Ohio’s Department of Job and Family Services is investigating dozens of taxpayer-funded daycare centers for fraud, after an overhaul meant to detect abuse in the program found problems.
According to the Dayton Daily News
, the department has opened 64 investigations in 21 counties of centers operated out of homes and small businesses that are reimbursed by the state for watching children in low-income families while their parents work.
The state spent $6 million in January to switch to a new billing method aimed at weeding out centers that invoice for children they’re not watching. In March, the family services department launched its anti-fraud unit to investigate.
“They’re [the state] finally starting to see what we’ve been saying all along: There are certainly opportunities for abuse in the system, and the few are making it bad for the many,” said Joel Potts, executive director of the Ohio Job and Family Services county directors association.
In January, the state brought an electronic billing system online to replace its old paper-billing method. Each child is assigned an ID card, which a parent or guardian swipes at the daycare center. The information then shows the state when the child was at daycare, and the providers are paid for the hours provided.
Before the cards were adopted, parents filled out time sheets. Critics said they were too easy for dishonest providers and parents to fake.
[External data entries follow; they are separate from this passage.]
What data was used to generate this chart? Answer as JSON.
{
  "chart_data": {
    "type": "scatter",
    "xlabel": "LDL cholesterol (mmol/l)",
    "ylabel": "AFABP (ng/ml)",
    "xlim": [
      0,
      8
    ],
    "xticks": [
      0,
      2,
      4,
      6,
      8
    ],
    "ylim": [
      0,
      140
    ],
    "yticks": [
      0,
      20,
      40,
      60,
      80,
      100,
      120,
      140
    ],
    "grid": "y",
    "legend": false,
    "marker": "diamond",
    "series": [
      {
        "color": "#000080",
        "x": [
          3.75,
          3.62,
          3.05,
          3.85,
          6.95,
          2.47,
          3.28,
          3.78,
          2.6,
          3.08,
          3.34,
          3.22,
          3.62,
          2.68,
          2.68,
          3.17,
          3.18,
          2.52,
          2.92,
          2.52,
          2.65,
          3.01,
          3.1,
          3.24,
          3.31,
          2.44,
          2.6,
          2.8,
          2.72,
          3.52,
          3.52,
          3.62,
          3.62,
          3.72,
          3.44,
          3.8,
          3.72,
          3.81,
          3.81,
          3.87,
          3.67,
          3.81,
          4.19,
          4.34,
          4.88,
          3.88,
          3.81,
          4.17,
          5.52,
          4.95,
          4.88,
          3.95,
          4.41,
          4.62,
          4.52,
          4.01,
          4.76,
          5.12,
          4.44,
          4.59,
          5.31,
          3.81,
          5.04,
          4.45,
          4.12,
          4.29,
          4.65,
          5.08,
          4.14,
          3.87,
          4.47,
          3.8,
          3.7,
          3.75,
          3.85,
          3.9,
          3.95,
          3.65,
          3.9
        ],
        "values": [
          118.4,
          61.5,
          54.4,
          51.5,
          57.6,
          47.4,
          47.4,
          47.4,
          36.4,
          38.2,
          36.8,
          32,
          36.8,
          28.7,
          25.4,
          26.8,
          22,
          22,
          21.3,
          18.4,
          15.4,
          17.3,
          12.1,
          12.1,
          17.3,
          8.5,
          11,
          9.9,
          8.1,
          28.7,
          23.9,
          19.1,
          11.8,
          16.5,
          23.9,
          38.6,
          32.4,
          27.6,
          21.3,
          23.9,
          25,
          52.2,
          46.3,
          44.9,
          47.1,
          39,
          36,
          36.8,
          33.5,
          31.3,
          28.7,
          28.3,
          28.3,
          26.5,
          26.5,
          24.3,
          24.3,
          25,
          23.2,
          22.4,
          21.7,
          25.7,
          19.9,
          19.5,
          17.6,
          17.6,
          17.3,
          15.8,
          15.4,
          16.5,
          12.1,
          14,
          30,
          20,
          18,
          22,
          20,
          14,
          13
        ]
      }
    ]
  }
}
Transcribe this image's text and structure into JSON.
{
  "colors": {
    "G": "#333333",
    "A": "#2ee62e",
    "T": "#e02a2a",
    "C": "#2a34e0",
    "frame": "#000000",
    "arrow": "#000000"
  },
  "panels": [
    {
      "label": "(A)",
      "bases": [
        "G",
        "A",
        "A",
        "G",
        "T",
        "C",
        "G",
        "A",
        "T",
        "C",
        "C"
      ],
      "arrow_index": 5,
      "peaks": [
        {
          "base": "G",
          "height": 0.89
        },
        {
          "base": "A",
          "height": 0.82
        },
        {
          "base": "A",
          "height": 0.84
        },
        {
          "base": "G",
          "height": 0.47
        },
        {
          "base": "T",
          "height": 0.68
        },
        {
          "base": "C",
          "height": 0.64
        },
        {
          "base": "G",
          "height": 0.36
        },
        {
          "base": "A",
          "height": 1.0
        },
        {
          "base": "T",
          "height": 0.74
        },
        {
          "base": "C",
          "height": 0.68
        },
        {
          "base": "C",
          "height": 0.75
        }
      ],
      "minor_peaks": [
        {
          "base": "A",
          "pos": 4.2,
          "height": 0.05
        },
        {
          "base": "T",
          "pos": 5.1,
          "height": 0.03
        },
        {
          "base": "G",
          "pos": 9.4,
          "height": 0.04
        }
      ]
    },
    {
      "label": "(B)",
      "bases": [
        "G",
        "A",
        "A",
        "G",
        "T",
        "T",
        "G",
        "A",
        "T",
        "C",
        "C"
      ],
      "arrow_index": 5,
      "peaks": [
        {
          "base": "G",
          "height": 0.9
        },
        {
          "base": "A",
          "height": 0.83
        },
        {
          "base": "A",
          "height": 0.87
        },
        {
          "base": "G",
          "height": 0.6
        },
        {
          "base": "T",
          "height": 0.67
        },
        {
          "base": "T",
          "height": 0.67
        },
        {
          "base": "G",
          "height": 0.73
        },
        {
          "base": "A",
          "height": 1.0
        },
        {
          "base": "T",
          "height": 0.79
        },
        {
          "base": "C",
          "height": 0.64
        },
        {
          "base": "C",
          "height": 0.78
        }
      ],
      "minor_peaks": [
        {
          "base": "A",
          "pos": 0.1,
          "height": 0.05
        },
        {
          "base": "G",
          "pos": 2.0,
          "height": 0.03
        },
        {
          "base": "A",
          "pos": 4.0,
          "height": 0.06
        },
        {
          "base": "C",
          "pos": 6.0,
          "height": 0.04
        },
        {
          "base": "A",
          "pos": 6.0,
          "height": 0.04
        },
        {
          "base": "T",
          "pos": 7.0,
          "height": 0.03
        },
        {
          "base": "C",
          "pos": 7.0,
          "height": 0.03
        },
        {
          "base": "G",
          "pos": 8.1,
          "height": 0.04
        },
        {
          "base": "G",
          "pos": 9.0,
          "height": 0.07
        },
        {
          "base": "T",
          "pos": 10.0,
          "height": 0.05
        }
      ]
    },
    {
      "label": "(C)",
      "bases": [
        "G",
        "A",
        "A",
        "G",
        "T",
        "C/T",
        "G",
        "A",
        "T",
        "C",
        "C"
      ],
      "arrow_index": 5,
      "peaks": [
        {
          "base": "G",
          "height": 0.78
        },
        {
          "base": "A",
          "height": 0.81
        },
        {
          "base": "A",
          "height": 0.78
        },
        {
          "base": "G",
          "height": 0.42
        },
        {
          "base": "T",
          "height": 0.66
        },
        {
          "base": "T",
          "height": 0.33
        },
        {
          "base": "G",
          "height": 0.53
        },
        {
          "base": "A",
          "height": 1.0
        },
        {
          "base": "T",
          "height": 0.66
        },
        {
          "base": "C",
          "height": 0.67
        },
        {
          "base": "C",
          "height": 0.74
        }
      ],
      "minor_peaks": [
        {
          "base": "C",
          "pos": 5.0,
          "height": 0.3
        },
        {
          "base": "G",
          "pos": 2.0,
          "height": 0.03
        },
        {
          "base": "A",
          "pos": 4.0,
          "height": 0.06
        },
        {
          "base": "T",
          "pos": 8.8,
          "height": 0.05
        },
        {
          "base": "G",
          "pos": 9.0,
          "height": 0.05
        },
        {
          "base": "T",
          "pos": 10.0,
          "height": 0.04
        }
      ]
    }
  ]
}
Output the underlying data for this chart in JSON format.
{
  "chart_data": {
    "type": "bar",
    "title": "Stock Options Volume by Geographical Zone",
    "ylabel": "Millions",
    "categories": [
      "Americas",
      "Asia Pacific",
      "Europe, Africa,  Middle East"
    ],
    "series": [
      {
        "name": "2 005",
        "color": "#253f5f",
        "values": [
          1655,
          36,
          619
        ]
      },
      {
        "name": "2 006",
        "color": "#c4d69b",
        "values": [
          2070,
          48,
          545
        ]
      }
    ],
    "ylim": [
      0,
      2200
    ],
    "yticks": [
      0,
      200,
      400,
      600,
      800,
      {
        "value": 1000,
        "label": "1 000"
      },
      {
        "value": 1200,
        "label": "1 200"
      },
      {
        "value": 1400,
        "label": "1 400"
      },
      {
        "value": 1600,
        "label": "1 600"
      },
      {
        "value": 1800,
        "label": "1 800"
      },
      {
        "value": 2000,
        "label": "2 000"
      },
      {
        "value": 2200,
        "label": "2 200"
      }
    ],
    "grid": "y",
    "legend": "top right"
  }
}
The state has brought two cases in court already related to the investigation. In February, a home-based daycare in Columbus was charged with stealing more than $18,000 for delivering non-existent child care.
And in Lima, the owner of two centers was convicted of racketeering and theft for billing $27,000 in non-existent care for 17 children. Another 14 people, including parents and daycare workers, have also pleaded guilty in connection with the case.
The state has cut off some daycare providers that refused to switch to the new electronic billing system.